As interesting as I found all of Dickenson’s discussions, I found most interesting her discussion of luck in character. What if a person is born totally unable to develop any sort of character, even a weak willed one? Does the presence of such troubled “souls” (if souls they have) in the human community make ethics impossible? Dickenson suggests that there are no such “souls”; that every human being able to think reasonably well probably has some capacity to develop a character, albeit a very weak one.
In the spirit of saving some of the best for last, Dickenson continues her discussion of the role of genetics with Ronald Dworkin’s observation that the possibility of genetic engineering will dislocate the “crucial boundary between chance and choice” which constitutes “the spine of our ethics” (p 167). Suddenly, we will discover that we can use genetic technology to make ourselves in any image and likeness that strikes our fancy.

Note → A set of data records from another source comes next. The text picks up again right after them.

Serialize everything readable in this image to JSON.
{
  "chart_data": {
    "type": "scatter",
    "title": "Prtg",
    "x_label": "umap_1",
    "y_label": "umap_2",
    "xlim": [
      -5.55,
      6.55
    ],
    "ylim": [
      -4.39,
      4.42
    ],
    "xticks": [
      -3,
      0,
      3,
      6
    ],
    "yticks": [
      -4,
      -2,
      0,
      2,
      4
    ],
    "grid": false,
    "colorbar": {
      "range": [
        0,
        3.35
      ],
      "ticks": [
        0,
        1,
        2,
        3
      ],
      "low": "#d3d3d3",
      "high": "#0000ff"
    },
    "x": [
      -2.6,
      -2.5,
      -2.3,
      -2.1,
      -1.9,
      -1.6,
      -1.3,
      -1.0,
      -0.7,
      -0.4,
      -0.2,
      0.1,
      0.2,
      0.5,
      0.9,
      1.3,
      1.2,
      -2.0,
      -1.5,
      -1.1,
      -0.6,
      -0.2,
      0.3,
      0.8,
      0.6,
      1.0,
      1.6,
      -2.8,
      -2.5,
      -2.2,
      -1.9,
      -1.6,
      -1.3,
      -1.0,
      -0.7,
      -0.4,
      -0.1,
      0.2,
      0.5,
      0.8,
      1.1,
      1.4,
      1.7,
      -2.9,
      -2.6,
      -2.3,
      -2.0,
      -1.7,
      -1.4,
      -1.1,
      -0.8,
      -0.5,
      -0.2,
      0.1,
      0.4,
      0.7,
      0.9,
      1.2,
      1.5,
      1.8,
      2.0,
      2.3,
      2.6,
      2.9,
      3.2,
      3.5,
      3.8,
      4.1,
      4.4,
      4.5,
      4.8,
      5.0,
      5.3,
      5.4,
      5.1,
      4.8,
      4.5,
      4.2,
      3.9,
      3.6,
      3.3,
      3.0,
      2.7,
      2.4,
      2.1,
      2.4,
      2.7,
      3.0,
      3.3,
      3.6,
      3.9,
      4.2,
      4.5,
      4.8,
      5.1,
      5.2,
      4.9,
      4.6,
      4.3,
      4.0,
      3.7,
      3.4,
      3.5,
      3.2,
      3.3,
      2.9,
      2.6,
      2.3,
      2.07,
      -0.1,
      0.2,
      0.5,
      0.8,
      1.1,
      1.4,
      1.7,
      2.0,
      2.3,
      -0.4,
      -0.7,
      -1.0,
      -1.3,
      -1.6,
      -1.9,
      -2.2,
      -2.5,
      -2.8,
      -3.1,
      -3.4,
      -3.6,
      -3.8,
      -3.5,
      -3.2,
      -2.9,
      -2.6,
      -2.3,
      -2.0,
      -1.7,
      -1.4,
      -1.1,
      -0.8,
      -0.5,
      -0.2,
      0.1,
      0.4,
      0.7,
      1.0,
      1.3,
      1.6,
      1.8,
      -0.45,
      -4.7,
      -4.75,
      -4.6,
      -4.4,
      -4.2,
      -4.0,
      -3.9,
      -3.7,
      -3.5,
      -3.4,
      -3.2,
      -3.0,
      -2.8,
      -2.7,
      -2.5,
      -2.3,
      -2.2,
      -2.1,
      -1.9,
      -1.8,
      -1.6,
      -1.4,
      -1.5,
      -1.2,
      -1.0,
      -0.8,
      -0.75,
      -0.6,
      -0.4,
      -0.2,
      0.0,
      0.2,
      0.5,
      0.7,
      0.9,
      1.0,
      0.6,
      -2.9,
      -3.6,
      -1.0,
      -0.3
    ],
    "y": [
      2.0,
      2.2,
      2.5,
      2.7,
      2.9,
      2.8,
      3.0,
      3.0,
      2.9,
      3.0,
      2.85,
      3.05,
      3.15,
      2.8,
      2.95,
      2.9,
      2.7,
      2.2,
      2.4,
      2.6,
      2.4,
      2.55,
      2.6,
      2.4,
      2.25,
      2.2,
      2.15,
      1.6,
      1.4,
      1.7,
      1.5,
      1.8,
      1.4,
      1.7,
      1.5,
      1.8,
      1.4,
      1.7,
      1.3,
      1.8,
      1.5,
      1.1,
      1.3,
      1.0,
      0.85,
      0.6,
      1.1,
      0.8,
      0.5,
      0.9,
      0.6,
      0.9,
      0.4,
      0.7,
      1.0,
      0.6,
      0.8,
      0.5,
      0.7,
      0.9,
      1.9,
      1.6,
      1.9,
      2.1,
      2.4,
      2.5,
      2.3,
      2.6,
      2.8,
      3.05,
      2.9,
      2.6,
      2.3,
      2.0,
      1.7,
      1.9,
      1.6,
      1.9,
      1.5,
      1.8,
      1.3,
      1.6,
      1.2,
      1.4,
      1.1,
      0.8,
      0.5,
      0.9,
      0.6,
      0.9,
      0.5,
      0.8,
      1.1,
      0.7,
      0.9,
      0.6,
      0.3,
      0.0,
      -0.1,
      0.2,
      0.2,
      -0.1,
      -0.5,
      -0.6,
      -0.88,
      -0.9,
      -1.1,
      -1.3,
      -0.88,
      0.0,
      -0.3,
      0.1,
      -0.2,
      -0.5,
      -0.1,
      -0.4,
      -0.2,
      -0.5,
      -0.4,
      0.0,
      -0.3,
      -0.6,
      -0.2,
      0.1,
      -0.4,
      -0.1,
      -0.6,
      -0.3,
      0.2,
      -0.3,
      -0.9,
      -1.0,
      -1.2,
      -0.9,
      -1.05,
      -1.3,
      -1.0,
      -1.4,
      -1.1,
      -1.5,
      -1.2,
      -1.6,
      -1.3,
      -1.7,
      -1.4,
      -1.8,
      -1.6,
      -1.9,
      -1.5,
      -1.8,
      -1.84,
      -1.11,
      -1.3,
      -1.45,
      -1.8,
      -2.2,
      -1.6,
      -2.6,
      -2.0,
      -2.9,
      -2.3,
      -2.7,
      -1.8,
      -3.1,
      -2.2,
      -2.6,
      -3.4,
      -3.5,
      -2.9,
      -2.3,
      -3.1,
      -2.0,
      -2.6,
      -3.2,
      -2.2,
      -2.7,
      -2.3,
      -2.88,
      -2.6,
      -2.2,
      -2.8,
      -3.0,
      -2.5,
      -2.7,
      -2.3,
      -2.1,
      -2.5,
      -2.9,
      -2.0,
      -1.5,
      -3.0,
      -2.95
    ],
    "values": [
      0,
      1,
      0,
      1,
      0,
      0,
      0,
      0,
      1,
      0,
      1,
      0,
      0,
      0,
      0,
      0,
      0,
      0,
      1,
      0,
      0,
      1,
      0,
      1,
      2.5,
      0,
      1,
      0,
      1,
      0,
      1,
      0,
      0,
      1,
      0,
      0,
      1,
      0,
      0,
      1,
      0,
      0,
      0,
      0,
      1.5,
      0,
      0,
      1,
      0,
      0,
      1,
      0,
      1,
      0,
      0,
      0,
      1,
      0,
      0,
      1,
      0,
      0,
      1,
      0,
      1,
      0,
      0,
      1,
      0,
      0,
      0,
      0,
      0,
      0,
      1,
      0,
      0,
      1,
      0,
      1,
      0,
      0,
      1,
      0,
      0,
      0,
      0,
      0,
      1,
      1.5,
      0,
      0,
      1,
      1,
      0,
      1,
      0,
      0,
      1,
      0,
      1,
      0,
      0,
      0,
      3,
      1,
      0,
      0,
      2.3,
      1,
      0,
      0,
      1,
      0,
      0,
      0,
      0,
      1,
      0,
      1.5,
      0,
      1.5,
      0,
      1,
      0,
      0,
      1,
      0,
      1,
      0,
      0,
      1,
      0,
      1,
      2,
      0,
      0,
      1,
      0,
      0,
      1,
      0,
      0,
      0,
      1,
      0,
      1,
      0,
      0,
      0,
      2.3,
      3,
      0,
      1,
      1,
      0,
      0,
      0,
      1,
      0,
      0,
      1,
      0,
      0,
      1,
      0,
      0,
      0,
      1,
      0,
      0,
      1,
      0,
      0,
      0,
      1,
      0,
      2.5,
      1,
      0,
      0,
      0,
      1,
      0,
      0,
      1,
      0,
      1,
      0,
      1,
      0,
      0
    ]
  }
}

Or, alternatively, we will discover that our genes are indeed us—that we are fools if we think we have choices and that we are moral agents.
Dismissing genetic determinism with the observation that “[t]he sort of extreme genetic determinism that denies all power of choice is ultimately paradoxical, because I have a choice about whether or not to accept genetic determinism” (p 186), Dickenson tackles relativism, the other enemy of morality. She sees in global ethics, particularly feminist versions of it, a way to find a measure of unity in our diversity. She shares my view that health care must become attentive to people’s differences so that it can help people become the same—that is, equally autonomous and equally the recipients of beneficent clinical practices and just healthcare policies. Although risk and luck pervade the medical realm, we can find in moral consensus the weapons we need to withstand their assaults on our good intentions. Dickenson’s Risk and Luck in Medical Ethics is an optimistic book which teaches that failures to properly delimit moral responsibility for the antecedents and consequences of our actions, rather than good intentions, pave the path to the hell of remorse we often unnecessarily create for ourselves in the realm of medicine and elsewhere.